The greenhouse is filling up alarmingly, and this is before I’ve started on the potting on. Sown seeds are a small, highly folded piece of paper and potting on is the unfolding of it. The volume doubles, then doubles again, then again. Pots balance upon pots, everything is crammed in and teetering, fighting for space, light, water and attention until the day when it is warm enough to finally be shipped outside and into the big wide allotment.
So my task today has not been the potting on itself but the evicting of anything in the greenhouse that does not desperately need to be there. I need to make space on tables, under tables, anywhere. So anything that has been overwintering in a cosy corner is suddenly being looked at with newly impatient eyes: I want that cosy corner.
Last summer I took some cuttings of a few half-hardy salvias that I particularly love, ‘Silas Dyson’ a deep red salvia, and ‘La Luna’ a creamy white. These are funny creatures that are neither one thing nor another – not hardy, not tender – and it makes them a little tricky to deal with. But they are magnificent for flowering, churning out gorgeous little pin pricks of colour all summer and so I think they are worth persevering with. I have an added reason for lumping myself with extra of these troublesome plants and that is that there is actually a good chance that they might survive winters, if only they are given a good long summer to establish themselves first (and – I suppose – don’t get hit by a particularly chilly winter). Had I planted them out when they were first ready to go in autumn they would almost certainly have died in wet, cold winter soil, but after a summer of growing and creating a good root system they might just have the wherewithal to cope. They might well not, but in the meantime they will have been flowering away magnificently all summer long, so I reckon either way it was worth allotting them a corner of the greenhouse for the winter. The greenhouse isn’t heated at all, so that all they have had is a spot that is only very slightly warmer than the outside, but a whole lot dryer. It is true that this had been a spectacularly mild winter, and they may well have done ok out of doors this year, but the wet is usually as much of a culprit for winter plant deaths as the cold, sitting coldly around roots for weeks and rotting them slowly away. They were safer in their cosy corner.

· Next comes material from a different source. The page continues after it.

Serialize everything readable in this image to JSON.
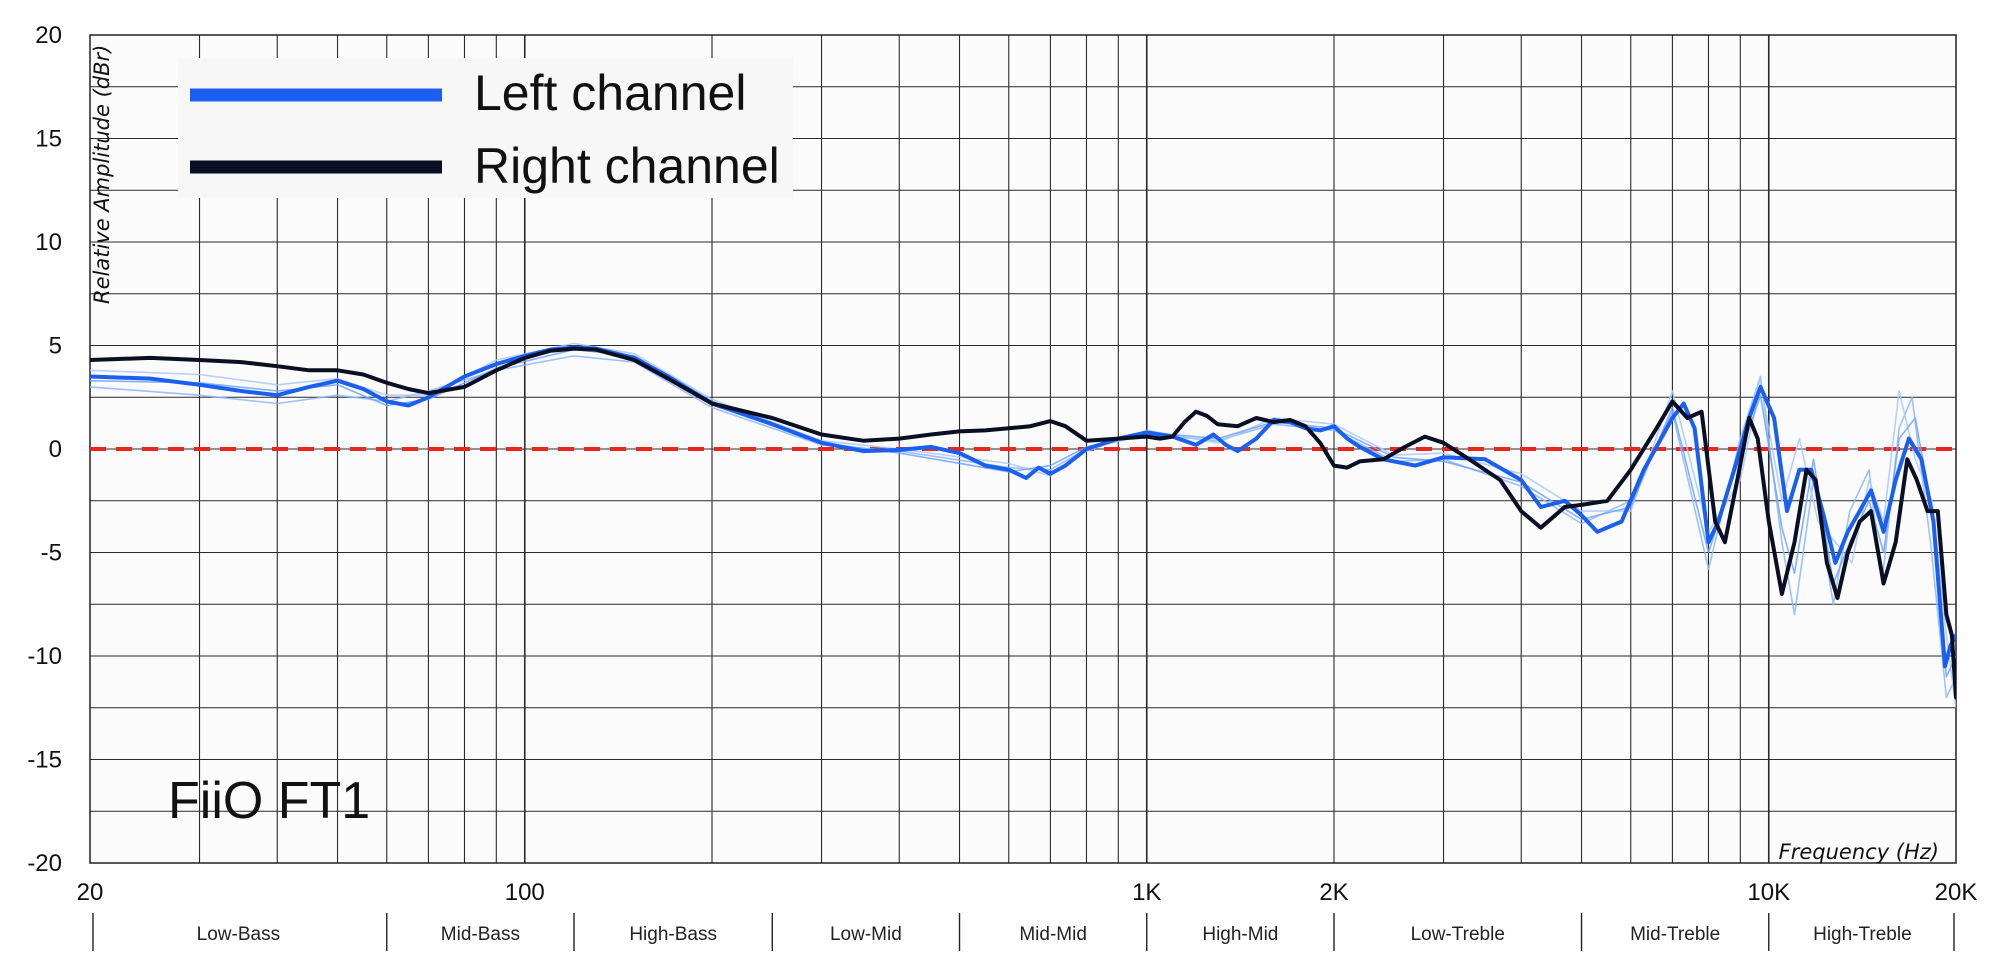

It is perhaps a little early for this. It feels pretty warm, but there is a strong chance that the weather could change and we could still be due all manner of cold snaps. But while it is not actually the proper time to be planting these out, the space is required and that is that. So today out they went, and within a couple of months (late snow falls not withstanding) they will be clouds of tiny deep red flowers nestled among my tougher and perhaps less showy perennials in the back garden, and a haze of soft, creamy white flowers in the front garden, where most of the flowers are white or pale. Because they pump out flowers all summer they need plenty of sustenance, so I will give them a liquid comfrey feed – rich in potassium, the nutrient that encourages flowers – every couple of weeks. A little more trouble perhaps than many plants, but a lot more show, and I am was able to temporarily shelter them in the greenhouse.